Painter Christopher Sousa, whose exhibit, “All the Time in the World,” will be at William Scott Gallery from Friday, Aug. 7,
through Aug. 19, does not paint what he considers gay stereotypes: macho, leather-clad, Tom of Finland-type motorcycle men. In his male portraits, he’s interested in depicting “a softness and beauty traditionally associated with portraiture of the female,” he writes in his artist statement. Sousa’s work, first and foremost, is personal, intimate, and contemplative.
“As much as I love and appreciate a lot of queer art, there’s not a lot of it that depicts my experience as a gay person,” he says. “I just want to give my point of view, which is different.”

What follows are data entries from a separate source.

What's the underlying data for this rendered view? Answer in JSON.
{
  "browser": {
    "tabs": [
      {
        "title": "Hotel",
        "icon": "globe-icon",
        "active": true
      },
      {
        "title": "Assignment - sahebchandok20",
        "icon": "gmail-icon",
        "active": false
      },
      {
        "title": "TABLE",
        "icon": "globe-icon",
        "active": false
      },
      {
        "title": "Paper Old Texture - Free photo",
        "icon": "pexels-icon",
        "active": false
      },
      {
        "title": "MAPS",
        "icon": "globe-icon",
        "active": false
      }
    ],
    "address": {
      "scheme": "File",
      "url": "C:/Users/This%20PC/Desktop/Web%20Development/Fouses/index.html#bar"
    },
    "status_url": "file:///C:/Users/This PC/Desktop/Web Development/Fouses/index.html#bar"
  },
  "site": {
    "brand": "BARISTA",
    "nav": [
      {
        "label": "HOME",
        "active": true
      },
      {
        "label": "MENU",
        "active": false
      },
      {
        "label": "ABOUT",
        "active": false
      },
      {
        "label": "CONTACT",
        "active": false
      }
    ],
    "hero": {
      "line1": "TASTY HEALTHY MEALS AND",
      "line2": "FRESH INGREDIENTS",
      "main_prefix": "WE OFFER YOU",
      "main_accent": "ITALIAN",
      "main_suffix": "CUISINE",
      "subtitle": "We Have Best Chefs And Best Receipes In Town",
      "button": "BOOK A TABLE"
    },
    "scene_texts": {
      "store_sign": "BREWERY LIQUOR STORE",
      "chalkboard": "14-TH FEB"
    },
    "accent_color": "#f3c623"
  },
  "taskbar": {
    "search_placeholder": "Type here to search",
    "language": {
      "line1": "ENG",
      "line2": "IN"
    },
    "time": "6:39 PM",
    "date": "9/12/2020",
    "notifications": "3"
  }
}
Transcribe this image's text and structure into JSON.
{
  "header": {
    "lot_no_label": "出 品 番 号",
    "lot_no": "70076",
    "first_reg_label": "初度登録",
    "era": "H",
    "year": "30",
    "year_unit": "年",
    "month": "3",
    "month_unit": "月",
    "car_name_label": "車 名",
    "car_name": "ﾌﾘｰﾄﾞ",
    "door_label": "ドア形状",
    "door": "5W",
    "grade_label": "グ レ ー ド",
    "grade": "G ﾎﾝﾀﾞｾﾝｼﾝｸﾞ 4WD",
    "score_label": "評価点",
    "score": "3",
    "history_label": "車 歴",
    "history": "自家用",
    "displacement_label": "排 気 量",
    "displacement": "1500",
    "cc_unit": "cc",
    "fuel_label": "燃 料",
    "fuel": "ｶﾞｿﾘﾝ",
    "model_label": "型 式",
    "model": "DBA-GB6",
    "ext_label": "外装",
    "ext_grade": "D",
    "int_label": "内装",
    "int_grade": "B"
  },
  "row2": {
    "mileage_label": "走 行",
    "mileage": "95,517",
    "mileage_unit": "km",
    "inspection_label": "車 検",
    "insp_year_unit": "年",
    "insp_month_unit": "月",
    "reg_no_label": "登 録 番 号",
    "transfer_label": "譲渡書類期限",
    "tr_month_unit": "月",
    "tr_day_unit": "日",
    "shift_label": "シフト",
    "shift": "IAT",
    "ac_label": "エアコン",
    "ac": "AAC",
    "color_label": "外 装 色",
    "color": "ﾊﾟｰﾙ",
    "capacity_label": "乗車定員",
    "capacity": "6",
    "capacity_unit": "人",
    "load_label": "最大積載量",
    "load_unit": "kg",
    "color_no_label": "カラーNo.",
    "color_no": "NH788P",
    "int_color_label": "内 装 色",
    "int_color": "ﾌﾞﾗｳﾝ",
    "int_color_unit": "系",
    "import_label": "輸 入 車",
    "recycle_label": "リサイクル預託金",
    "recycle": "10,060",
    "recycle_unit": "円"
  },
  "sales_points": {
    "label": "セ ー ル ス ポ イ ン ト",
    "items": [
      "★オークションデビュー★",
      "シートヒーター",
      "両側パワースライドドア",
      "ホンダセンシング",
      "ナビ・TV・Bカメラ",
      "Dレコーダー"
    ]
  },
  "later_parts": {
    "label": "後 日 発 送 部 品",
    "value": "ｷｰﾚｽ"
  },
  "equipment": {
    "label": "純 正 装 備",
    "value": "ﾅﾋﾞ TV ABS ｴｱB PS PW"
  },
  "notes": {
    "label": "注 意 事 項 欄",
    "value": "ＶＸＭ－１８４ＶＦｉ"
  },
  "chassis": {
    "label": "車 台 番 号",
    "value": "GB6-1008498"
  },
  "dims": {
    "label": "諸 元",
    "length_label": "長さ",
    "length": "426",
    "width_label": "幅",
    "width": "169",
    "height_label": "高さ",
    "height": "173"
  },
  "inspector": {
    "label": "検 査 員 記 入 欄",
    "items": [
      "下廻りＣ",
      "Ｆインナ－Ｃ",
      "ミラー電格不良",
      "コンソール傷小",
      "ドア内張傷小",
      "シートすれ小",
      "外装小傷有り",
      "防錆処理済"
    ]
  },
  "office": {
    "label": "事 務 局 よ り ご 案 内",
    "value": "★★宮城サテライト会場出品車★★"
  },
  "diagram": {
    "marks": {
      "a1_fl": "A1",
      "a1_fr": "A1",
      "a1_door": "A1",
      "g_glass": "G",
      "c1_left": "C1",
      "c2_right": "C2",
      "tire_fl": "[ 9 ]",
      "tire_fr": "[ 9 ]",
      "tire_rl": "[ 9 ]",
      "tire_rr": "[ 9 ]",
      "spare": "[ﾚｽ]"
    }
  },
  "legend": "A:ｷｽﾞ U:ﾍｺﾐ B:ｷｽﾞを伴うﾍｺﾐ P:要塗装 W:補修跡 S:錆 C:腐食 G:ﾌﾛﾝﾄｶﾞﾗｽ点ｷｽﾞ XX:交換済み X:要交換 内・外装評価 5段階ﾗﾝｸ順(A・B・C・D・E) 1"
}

The 52-year-old Sousa was born in Fall River, the second of four children. “My first memory is that I always wanted to do whatever my older sister was doing, and she liked to draw,” he says. “I found I had natural talent. In school, I got a lot of attention for it. I wasn’t a great student, so I appreciated the positive feedback from my art teacher and kids who would tell me I was cool because I could draw.”
Despite the attention he received, Sousa’s post-high-school landscape was an empty canvas. He wasn’t interested in college, but, at the urging of his family, he enrolled at a local community college anyway. Art was still his only interest, but the school emphasized commercial art, without a shred of creativity, so he dropped out after a semester. His life became a series of meaningless jobs just to pay the bills. He was commuting an hour each way to a job silk-screening highway signs when the airliners crashed into the twin towers. That’s when he heard Provincetown calling him.
“After 9/11, I thought, what am I doing with my life, what do I really want to do?” This coincided with a breakup with a boyfriend with whom Sousa had once spent a summer in Provincetown. “We had always kicked around the idea of eventually moving here together,” he says.
Sousa had been visiting Provincetown since he was a child. “It was a place my parents took us for day trips,” he says. As he grew older and realized that he was gay, he came even more, feeling that the locals were his people. “After 9/11, I wanted to start everything over, so I quit my job, got rid of everything I owned, and said, ‘I’m moving to P’town and learning to paint.’”
He was 35 years old and almost entirely unschooled in painting. The one real class he had taken was a semester at the Art Students League of New York when a friend had lent him his New York apartment.
Some artists follow the royal road to artistic fame — attending a prestigious school, followed by graduate degrees and residencies. It’s the unfortunate truth that some collectors won’t buy a painting before seeing credentials that assure them the artist is any good.
And then there are mavericks such as Sousa, who came to Provincetown and put in the time and diligence, teaching himself things like how to mix color, how painting actually works. Part of him is glad he never had any formal training. His technique slowly improved from taking an occasional class from a local artist, or from friendly advice from a fellow painter or studio mate. “I always wanted to paint my way,” he says.
He chooses his subjects because there is something about them that he finds physically interesting. They aren’t archetypes — they are people Sousa knows. “I see someone who fascinates me visually,” he says. “It’s important for me to capture what I feel is the essence of the person.”
If they agree to sit, Sousa invites models to his studio, where he takes between 800 and 1,000 digital photographs of them. His personal visual language is strong and unmistakable — you’ll always be able to spot a Sousa portrait in a room. The sitter, male, identifiable, not abstracted, almost always partially dressed, is a vertical, either facing forward or three-quarters, and lit by strong side lighting. The lighting separates the sitter from a background that’s either rectangular or circular — Sousa never disguises the fact that it might be a sheet tacked to a wall. His palette is bright and luminous. Odd, obscure props, coupled with equally obscure titles that usually reference song lyrics, finish the work.
Through his painting, he understands what fascinated him in the first place. “Ninety-nine percent of the people I paint I feel are particularly beautiful,” he says. “But I’m not trying to sexualize the subject.” That’s what makes Sousa’s paintings so refreshing. It’s not about sex and come-hither poses. It’s about a particular person’s somewhat wide hips and big feet. And that can be particularly beautiful, indeed.